Mas os negros começaram a experimentar e a gostar de tênis. Em 1912 e 1916, foram fundados, respectivamente, o The Chicago Prairie Tennis Club, primeiro clube de tênis de negros nos Estados Unidos, e a American Tennis Association (ATA), que se incumbiu da realização torneios para tenistas negros.
De fato, por várias décadas, a USLTA (fundada em 1881), sem qualquer justificativa razoável, se recusou a filiar negros. A recusa à incorporação de negros ao esporte se apresentava como natural, era algo que pairava acima das discussões que mereciam destaque. Tanto assim que Allison Danzig, o mais notável jornalista especializado em tênis de todos os tempos, escreveu o texto Sphairistike, History of the United States Lawn Tennis Association (para o livro The Fireside Book of Tennis) sem aludir uma única vez à interdição dos negros pela USLTA.
O aberrante confinamento dos tenistas negros norte-americanos à ATA somente caiu às custas de muita pressão e penosas negociações. Em 1950, a fabulosa Althea Gibson, negra do Harlem, Nova Iorque, depois de passar por inúmeros obstáculos que incluíram processo de comprovação de que era mulher, conseguiu se inscrever na USLTA e disputar os seus campeonatos.
Já campeã de Wimblendon e reconhecida como melhor tenista do mundo, Althea Gibson parecia chamar mais a atenção por sua afro-ascendência do que por seus feitos tenísticos.

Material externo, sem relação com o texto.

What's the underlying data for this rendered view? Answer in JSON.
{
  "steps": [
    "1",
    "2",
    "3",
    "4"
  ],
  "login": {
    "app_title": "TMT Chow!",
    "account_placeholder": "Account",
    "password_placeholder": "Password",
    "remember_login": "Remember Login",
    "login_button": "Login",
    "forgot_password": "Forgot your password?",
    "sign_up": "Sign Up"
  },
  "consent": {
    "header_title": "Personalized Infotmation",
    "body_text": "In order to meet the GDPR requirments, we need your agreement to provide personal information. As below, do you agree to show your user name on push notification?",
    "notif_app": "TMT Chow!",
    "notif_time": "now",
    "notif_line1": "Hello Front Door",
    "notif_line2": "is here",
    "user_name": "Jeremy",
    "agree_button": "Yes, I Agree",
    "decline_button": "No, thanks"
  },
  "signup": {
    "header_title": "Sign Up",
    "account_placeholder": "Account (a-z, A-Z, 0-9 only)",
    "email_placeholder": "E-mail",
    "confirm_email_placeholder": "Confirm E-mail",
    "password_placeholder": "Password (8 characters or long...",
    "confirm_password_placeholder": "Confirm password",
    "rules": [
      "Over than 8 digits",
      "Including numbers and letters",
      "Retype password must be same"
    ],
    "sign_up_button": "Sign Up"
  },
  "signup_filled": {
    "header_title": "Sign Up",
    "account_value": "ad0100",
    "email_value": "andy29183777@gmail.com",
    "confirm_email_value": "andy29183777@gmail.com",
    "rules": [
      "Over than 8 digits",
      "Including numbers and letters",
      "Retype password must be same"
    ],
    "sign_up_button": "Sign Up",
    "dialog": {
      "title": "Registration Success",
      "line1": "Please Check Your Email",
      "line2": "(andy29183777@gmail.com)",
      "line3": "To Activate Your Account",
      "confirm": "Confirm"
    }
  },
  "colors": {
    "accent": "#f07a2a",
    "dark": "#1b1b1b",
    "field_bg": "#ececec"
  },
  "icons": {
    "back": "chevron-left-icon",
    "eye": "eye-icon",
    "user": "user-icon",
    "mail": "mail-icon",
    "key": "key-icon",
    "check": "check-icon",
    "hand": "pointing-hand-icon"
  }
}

No Brasil, o festejado Henrique Pongetti, em crônica de julho de 1958 publicada na revista Manchete, fez menção a derrota de Maria Esther Bueno para Althea Gibson e comentou que a brasileira “teve a simpática mulatinha em suas mãos e deixou a vitória escapar-lhe”.
De Althea Gibson até hoje muito se avançou. A África do Sul do apartheid foi banida da Copa Davis em 1970; tenistas negros da classe de Yannick Noah, Zina Garrison, MaliVai Washington, Jo-Wilfried Tsonga e Gael Monfils se destacaram em torneios do mais alto gabarito; e as irmãs Venus e Serena Williams, também negras, fizeram entre si nada menos que oito finais de Grand Slam.
Muito se avançou, mas o mal é resistente. Há poucos anos, Lleyton Hewitt, australiano de origem inglesa, jogando contra o negro James Blake, não se intimidou diante do grande público presente. Irritado com decisões de um juiz de linha negro, Hewitt chamou a atenção do árbitro de cadeira para Blake e para o juiz de linha. “Olhe para os dois”, bradou o australiano. Em seguida concluiu: “Me diga sobre a semelhança!”
Como se vê, se equivocaria o desavisado que pensasse que racismo no tênis é problema superado. A luta continua.